Fact Three - #DataGymnastics and #RegExHell Sucks

Fact 3 - #DataGymnastics and #RegExHell Sucks

Conventional customer data matching processes 

Labor intensive #DataGymnastics and #RegExHell



Matching algorithms are too limited in their inherent ability to locate matches accurately, so they rely on a ‘matchkey’ - AND matchkeys rely on clean, extracted, parsed, transformed, normalized, standardized, and enriched data,  

To create a matchkey, conventional matching solutions require analytics-ready data. What does analytics ready mean?

It means you must have a data structure in place with standardized key fields and normalized values. In other words, you MUST Extract, Transform, standardize, Clean and Enrich data BEFORE you match the data.For instance in data types like an ‘Address’; the Premise Number, Street Name, Suite/APT, City, State, Zip need to extracted to individual fields and have correct/standardized values (e.g Texas = TX, and Avenue = Ave).

For conventional solutions, analytics-ready data is critical to creating consistent match keys and building MatchCodes that return good results. A DBA/Data Analyst must create as much consistency and uniformity in each column as humanly possible. It’s a time consuming process, and the process looks like this...






There is no question that a MatchCode with properly extracted, transformed and standardized data will find many correct matches.

But the fact is, it’s not reasonable to rely on extracted, transformed and standardized data. There is no ability to overcome all of the errors and variations in data, and single match keys will fail and will miss a lot of good matches.

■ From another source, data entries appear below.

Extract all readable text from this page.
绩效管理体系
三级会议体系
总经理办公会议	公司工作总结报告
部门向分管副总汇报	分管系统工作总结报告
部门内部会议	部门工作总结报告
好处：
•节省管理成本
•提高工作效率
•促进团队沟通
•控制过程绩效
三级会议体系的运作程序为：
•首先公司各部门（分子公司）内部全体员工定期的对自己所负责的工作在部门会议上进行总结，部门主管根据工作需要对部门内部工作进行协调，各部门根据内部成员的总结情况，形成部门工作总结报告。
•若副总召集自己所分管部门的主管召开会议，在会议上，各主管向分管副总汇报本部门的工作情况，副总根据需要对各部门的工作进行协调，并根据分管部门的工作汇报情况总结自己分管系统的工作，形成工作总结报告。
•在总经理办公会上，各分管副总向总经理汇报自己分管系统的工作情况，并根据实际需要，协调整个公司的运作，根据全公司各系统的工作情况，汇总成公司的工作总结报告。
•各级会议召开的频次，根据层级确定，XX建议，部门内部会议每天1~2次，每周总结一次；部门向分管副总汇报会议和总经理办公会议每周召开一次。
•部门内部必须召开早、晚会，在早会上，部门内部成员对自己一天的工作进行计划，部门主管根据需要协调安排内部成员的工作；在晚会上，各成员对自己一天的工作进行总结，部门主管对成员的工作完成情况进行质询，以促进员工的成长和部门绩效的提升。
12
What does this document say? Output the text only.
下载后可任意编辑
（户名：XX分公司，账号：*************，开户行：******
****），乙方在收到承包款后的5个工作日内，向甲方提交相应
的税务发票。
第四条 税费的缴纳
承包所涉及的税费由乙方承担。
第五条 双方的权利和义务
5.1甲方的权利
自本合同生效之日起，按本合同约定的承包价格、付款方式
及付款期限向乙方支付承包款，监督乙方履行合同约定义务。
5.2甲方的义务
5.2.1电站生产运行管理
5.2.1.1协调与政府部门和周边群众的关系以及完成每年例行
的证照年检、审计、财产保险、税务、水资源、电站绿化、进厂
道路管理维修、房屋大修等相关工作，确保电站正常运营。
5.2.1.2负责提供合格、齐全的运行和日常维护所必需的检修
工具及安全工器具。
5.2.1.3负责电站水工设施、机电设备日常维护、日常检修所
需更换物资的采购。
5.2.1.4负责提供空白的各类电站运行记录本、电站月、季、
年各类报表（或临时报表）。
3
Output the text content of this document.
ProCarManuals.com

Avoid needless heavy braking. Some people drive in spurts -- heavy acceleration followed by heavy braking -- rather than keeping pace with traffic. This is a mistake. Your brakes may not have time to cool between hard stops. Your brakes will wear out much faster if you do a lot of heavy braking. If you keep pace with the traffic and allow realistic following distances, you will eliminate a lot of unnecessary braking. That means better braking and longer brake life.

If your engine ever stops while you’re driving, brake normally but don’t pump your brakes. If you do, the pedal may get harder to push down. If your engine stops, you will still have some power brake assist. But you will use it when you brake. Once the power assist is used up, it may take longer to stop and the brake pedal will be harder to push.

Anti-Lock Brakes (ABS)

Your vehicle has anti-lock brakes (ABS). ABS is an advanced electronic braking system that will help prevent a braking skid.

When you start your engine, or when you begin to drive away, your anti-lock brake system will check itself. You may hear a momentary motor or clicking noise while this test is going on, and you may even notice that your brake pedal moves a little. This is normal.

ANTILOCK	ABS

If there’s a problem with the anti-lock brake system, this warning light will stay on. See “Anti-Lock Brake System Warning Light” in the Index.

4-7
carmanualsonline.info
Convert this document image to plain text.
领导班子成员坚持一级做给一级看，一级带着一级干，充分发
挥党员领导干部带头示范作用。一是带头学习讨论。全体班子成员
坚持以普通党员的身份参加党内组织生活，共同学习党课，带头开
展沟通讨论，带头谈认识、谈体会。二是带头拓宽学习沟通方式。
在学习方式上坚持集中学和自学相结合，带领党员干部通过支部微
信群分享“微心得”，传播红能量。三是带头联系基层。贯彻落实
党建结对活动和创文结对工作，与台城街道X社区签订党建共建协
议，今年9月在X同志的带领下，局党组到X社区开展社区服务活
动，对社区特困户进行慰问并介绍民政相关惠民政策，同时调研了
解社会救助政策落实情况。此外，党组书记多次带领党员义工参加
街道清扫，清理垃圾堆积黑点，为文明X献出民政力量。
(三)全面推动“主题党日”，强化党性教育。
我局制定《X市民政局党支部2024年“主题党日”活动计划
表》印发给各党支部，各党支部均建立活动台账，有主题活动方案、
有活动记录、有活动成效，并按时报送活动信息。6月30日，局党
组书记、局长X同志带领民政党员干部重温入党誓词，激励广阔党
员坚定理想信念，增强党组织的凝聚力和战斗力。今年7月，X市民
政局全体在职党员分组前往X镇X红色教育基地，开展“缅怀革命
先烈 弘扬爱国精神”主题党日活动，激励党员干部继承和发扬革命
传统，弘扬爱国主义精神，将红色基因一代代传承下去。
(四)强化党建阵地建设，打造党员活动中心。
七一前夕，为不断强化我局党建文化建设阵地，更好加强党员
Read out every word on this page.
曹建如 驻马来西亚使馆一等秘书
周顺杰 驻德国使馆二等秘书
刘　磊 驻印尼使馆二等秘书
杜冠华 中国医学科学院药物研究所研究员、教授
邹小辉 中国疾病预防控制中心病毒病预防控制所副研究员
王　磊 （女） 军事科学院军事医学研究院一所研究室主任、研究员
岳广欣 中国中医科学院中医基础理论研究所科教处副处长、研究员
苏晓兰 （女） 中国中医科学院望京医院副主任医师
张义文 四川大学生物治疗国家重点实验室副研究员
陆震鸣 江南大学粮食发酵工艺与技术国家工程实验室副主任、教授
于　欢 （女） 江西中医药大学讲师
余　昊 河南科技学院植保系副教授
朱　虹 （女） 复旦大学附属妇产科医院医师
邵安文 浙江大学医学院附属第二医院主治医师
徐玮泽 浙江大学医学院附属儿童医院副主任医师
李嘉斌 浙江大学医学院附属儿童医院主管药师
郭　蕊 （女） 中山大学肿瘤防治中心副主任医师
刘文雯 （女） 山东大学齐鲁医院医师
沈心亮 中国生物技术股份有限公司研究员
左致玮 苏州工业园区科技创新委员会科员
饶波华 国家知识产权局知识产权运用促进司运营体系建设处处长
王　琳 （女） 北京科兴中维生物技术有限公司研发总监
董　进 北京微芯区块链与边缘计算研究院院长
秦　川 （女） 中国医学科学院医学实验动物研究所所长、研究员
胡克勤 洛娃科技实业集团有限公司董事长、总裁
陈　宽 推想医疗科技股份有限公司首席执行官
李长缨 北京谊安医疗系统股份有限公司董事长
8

The reality is, it’s labor Intensive #DataGymnastics and #RegExHell. This fact was recently called out in an article published in Forbes titled “Cleaning Big Data: Most Time-Consuming, Least Enjoyable Data Science Task”

Data scientists spend around 80% of their time on preparing and managing data for analysis., and 76% of data scientists view data preparation as the least enjoyable part of their work.

It doesn't represent the realities of data, it doesn't work for efficiency and it doesn’t work at scale.